Старые исландские народные песни — это, как правило, либо колыбельные, либо детские песни. По-видимому, пели только тогда, когда надо было успокоить ребенка, заставить его забыть нужду и голод, убаюкать его. В старом крестьянском костюме господствует черный цвет: черные куртки у мужчин, черные платья и головные уборы у женщин. По-видимому, было не до ярких нарядов. В патриотических произведениях, которые исполняются в Исландии во время официальных церемоний, господствующее настроение — торжественная печаль. Как будто, думая о родине, исландец вспоминает бедствия и лишения, которые испытывал в продолжение многих веков его народ. Такие произведения исполняет обычно мужской хор — излюбленная форма исполнительского мастерства в современной Исландии. Нет в исландском патриотизме никакой бравурности. И, конечно, то, что все исландцы — в прошлом крестьяне глухой и нищей страны, объясняет такие черты исландского национального характера, как привычка к труду, готовность помочь другому и простота в обращении.

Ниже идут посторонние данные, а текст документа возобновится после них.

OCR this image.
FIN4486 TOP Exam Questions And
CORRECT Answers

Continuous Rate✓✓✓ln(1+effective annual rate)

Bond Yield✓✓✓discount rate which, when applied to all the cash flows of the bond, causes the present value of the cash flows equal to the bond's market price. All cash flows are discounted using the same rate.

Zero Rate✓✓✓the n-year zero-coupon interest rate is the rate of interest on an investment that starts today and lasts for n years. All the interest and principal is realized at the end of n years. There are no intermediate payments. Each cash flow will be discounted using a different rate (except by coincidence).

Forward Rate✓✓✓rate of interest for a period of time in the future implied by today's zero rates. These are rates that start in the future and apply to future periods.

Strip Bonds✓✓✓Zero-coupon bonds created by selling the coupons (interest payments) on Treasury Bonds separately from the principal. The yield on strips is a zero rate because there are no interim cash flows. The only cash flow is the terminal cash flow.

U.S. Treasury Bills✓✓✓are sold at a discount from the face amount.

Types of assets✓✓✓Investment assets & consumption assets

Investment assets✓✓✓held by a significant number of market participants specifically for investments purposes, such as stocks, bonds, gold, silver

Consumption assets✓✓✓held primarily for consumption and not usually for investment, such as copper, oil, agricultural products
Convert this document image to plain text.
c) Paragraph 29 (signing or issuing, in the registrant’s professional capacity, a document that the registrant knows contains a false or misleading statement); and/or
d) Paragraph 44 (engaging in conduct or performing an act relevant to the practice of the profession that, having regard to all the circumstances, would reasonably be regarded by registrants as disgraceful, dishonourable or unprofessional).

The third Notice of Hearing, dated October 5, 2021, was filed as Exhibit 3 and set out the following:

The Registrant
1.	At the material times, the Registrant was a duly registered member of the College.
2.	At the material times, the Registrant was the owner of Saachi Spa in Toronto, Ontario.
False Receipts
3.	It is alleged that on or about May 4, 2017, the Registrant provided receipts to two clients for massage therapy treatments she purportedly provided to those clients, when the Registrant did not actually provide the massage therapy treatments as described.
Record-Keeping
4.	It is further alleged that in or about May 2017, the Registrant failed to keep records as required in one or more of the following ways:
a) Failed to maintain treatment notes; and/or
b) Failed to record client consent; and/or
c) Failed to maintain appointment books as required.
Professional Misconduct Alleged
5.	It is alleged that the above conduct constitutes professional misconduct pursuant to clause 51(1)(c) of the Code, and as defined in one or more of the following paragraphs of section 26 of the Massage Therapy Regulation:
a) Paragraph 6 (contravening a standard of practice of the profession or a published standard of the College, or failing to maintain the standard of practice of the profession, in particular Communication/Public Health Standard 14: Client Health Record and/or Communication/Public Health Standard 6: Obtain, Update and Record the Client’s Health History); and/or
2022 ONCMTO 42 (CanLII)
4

Только во второй половине XIX в. в Исландии наметился экономический подъем. Однако еще в начале XX в. страна оставалась в основном крестьянской и в экономическом отношении очень отсталой. В стране не было ни мостов через реки, ни даже дорог. Больше половины торговли находилось в руках иностранцев. Рейкьявик, единственный город, был тогда еще небольшим поселком из деревянных домишек, и жило в нем всего около шести тысяч человек. Никаких портовых сооружений, никакой промышленности в нем не было.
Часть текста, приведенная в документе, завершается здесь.